Kenangan Anak-Anak Seragam
pada masa kanak-kanakku
setiap jam tujuh pagi
aku harus seragam
bawa buku harus mbayar
ke sekolah
katanya aku bodoh
kalau tidak bisa menjawab
pertanyaan guru
yang diatur kurikulum
aku dibentak dinilai buruk
kalau tidak bisa mengisi dua kali dua
aku harus menghapal
mataku mau tak mau harus dijejali huruf-huruf
aku harus tahu siapa presidenku
aku harus tahu ibukota negaraku
tanpa aku tahu
apa maknanya bagiku
pada masa kanak-kanakku
aku jadi seragam
buku pelajaran sangat kejam
aku tidak boleh menguap di kelas
aku harus duduk menghadap papan di depan
sebelum bel tidak boleh mengantuk
tapi
hari ini
setiap orang boleh memberi pelajaran
dan aku boleh mengantuk
Sarang Jagat Teater, 19 Januari 1988
Sumber: Aku Ingin Jadi Peluru (2000)
Analisis Puisi:
Puisi "Kenangan Anak-Anak Seragam" adalah salah satu karya sastra dari penyair Indonesia terkenal, Wiji Thukul. Puisi ini menggambarkan pengalaman masa kecil sang penyair saat ia masih bersekolah, serta refleksi tentang perubahan dalam pendidikan dan kehidupan sehari-hari.

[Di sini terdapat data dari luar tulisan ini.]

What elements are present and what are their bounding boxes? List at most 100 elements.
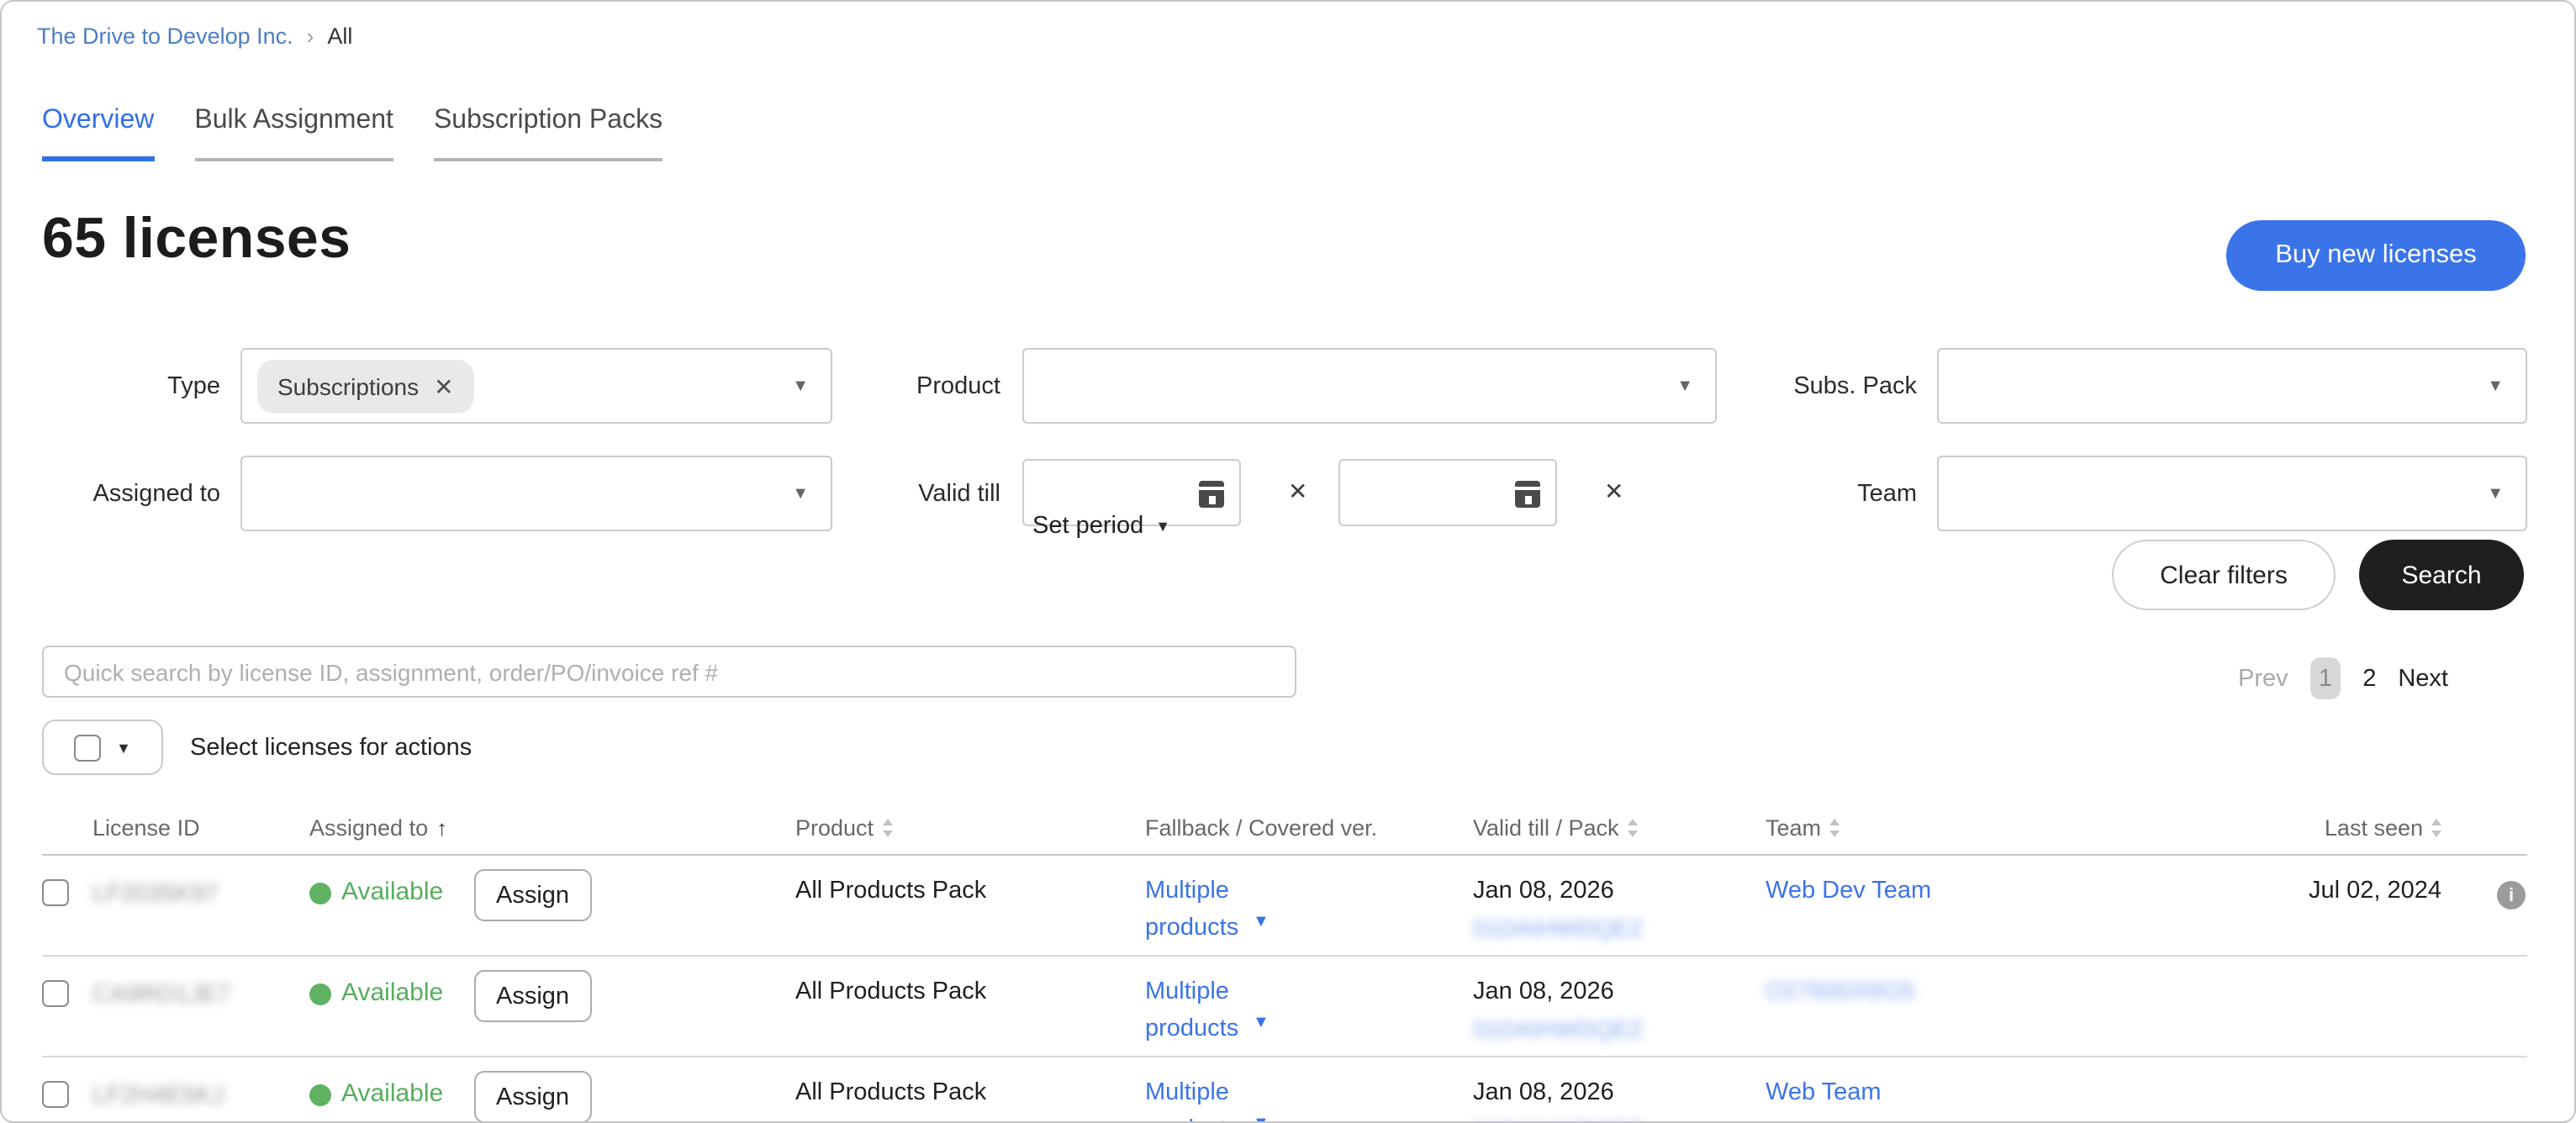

Latar Belakang Penulis: Wiji Thukul dikenal sebagai salah satu penyair Indonesia yang aktif dalam mengkritik pemerintahan otoriter dan ketidakadilan sosial. Puisi-puisinya sering kali mengangkat isu-isu sosial dan politik yang relevan dengan masanya. "Kenangan Anak-Anak Seragam" adalah salah satu karya yang mencerminkan pandangannya terhadap pendidikan dan konformitas sosial.
Pengalaman Masa Kanak-Kanak: Puisi ini menggambarkan pengalaman masa kanak-kanak sang penyair, di mana ia merasa terkekang oleh aturan-aturan sekolah dan tuntutan akademik yang keras. Dalam puisi ini, ia menciptakan gambaran tentang keharusan memakai seragam, membayar buku pelajaran, dan menjawab pertanyaan guru sesuai dengan kurikulum yang ada. Hal ini menggambarkan tekanan yang dialami oleh banyak anak-anak dalam sistem pendidikan formal.
Kritik terhadap Pendidikan: Puisi ini secara tegas mengkritik pendidikan yang terlalu fokus pada kurikulum dan menghargai kreativitas serta pemikiran independen anak-anak. Penyair menyampaikan perasaan ketidakpuasan terhadap pembelajaran yang hanya menekankan pada pengetahuan faktual seperti nama presiden dan ibukota negara. Puisi ini menyoroti bagaimana pendidikan bisa menghambat potensi anak-anak dalam mengejar impian dan minat pribadi mereka.
Transformasi dalam Pendidikan: Pada akhir puisi, terdapat perubahan yang ditunjukkan oleh penyair. Ia menggambarkan bahwa saat ini, semua orang dapat memberikan pelajaran, dan ia juga diperbolehkan untuk mengantuk. Ini dapat diartikan sebagai dorongan terhadap pendidikan yang lebih inklusif dan beragam, di mana pembelajaran tidak terbatas pada kurikulum formal dan dapat terjadi di berbagai tempat dan waktu.
Pesan Kritis: Puisi "Kenangan Anak-Anak Seragam" adalah pengingat bagi kita semua untuk mempertanyakan sistem pendidikan yang ada dan apakah itu benar-benar memenuhi kebutuhan anak-anak. Puisi ini menekankan pentingnya memberikan ruang bagi kreativitas, pemikiran kritis, dan eksplorasi minat pribadi dalam pendidikan.
Puisi ini merupakan karya sastra yang kuat dari Wiji Thukul yang menghadirkan kritik sosial terhadap pendidikan formal dan menekankan pentingnya memungkinkan anak-anak untuk tumbuh dan berkembang sebagai individu yang unik. Puisi ini mengajak kita untuk merenungkan ulang bagaimana pendidikan kita dapat lebih inklusif dan sesuai dengan kebutuhan anak-anak di era yang terus berubah.
Karya: Wiji Thukul
Biodata Wiji Thukul:
- Wiji Thukul lahir di Solo, Jawa Tengah, pada tanggal 26 Agustus 1963.
- Nama asli Wiji Thukul adalah Wiji Widodo.
- Wiji Thukul menghilang sejak tahun 1998 dan sampai sekarang tidak diketahui keberadaannya (dinyatakan hilang dengan dugaan diculik oleh militer).